Last Updated: March 12, 2013
Judicial Watch on August 29, 2012 it filed an amicus curiae brief with the United States Supreme Court in conjunction with the Allied Educational Foundation (AEF) asking the High Court to take the case to resolve a Virginia lawsuit involving the constitutional right of American citizens to obtain records from state governments(Mark J. McBurney, et al., Petitioners, v. Nathaniel L. Young, Deputy Commissioner and Director, Virginia Division of Child Support Enforcement, et al., Respondents (No. 12-17)). The lower court ruling at issue in the amicus brief, if allowed to remain in force, would prevent non-Virginians from gaining access to public records from Virginia state and local governments.
As Judicial Watch and AEF note in their brief, the Supreme Court must resolve the case as “there is a split between the U.S. Courts of Appeal for the Third and Fourth Circuits as to whether the right of access to public records is a ‘privilege and immunity’ under the U.S. Constitution.” (The Privileges and Immunity Clause states: “The Citizens of each State shall be entitled to all Privileges and Immunities of Citizens in the several States.”) The Third Circuit held that the right of access to public records is a “common law right.” However, the Fourth Circuit disagreed, ruling that the denial of records did not violate any constitutional right.
In their brief, Judicial Watch and the AEF maintain that state and local government records have bearing on issues of national interest and should therefore be subject to open records requests even if the requester is not a resident of the state receiving the open records request:
The right of access to public records pre-exists the formation of the Nation. In fact, the right of access to public records predates the development of the states. Individuals have always sought public records from city, county, and state governments to ensure that the people’s representatives are properly and positively maintaining democracies and adhering to good government principles.
If not overturned, the Fourth Circuit’s ruling will hinder, if not abolish, the people’s ability to monitor the workings of all governments. Because many policy decisions and activities of local governments are being debated or implemented in other localities across the Nation or effect the United States as a whole, the right of access to a public record not only sheds light on local government, but it also bears upon the vitality of the Nation as a single entity. For the foregoing reasons, Amici respectfully request that the petition for a writ of certiorari be granted.

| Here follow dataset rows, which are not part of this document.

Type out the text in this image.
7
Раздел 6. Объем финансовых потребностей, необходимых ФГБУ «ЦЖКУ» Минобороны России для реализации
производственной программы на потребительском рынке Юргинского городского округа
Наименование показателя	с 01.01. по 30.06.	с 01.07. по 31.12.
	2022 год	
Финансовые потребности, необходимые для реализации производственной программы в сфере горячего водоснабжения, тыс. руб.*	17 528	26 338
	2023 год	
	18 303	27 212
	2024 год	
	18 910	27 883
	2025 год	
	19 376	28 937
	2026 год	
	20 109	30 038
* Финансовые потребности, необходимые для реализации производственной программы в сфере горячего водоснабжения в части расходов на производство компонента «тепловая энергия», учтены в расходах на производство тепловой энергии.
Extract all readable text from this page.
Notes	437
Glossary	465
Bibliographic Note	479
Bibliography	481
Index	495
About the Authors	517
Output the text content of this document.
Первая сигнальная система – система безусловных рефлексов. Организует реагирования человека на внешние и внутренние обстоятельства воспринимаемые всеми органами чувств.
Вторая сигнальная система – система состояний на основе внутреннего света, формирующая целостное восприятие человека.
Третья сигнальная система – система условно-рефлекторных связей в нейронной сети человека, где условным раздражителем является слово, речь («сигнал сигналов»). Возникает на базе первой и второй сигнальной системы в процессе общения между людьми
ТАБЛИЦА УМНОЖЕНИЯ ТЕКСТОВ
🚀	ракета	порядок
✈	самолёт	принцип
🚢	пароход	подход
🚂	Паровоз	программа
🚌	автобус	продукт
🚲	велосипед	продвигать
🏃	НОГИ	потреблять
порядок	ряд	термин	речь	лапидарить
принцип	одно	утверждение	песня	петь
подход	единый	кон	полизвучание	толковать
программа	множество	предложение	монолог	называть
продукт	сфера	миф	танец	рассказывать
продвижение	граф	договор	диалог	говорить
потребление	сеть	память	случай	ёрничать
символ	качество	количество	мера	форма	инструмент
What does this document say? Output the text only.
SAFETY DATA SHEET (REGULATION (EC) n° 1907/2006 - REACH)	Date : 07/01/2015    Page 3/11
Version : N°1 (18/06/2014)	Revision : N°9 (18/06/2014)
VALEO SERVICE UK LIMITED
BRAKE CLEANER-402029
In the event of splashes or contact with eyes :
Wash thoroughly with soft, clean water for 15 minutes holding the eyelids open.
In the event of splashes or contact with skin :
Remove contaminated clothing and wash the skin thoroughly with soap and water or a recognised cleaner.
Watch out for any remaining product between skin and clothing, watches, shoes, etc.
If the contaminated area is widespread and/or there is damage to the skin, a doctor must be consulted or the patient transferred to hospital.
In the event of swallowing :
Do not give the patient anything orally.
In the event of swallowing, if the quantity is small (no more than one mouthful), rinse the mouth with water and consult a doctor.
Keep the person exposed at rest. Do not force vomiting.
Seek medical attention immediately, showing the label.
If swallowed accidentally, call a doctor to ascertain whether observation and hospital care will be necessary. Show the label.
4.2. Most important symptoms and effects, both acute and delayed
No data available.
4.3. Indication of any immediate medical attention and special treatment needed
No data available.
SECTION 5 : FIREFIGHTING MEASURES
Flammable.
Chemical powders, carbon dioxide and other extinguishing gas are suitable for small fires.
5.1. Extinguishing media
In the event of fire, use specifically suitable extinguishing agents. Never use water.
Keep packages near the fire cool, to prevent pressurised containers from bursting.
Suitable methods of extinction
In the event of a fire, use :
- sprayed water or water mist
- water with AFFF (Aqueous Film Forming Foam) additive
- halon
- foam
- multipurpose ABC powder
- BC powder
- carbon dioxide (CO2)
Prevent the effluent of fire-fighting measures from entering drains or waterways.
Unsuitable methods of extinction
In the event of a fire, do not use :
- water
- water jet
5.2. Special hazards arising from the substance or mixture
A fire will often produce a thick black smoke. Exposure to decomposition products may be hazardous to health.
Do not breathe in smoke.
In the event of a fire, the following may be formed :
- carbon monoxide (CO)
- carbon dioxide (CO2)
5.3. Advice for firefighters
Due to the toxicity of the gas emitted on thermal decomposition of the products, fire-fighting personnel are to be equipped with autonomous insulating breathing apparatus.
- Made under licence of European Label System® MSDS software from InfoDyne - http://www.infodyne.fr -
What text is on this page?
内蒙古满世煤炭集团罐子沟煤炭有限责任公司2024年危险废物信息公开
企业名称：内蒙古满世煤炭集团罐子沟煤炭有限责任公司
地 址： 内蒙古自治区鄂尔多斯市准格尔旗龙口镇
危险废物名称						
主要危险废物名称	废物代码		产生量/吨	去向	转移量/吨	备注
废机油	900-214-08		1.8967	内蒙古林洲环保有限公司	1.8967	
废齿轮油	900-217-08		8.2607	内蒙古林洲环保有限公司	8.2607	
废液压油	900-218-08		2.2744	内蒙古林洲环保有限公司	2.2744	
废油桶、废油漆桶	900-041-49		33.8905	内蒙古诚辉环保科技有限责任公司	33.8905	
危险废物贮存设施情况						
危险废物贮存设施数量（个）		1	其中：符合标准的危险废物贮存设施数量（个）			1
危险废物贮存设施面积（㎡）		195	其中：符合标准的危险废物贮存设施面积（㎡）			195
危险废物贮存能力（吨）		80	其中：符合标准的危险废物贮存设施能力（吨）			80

The lawsuit in question involves Mark J. McBurney, a former resident of Virginia, who sought access to Virginia government records that relate to McBurney’s pursuit of child support payments from his ex-wife. Mr. McBurney’s ex-wife allegedly defaulted on her child support obligations. McBurney filed a Virginia FOIA request with the Division of Child Support Enforcement seeking “all emails, notes, files, memos, reports, policies, [and] opinions” pertaining to McBurney, his son, and his ex-wife, as well as “all documents regarding his application for child support” and information regarding the handling of child support claims. His intent was to determine the cause for the delay in child support payments.
The DCSE denied McBurney’s FOIA request on the grounds that the information was confidential and protected under Virginia law, and because McBurney was not a citizen of the Commonwealth of Virginia. (Mr. McBurney at the time of the filing resided in Rhode Island.) A second substantively identical request was also denied by DCSE solely on the grounds that McBurney was not a citizen of the Commonwealth, precipitating McBurney’s appeal to the U.S. Supreme Court.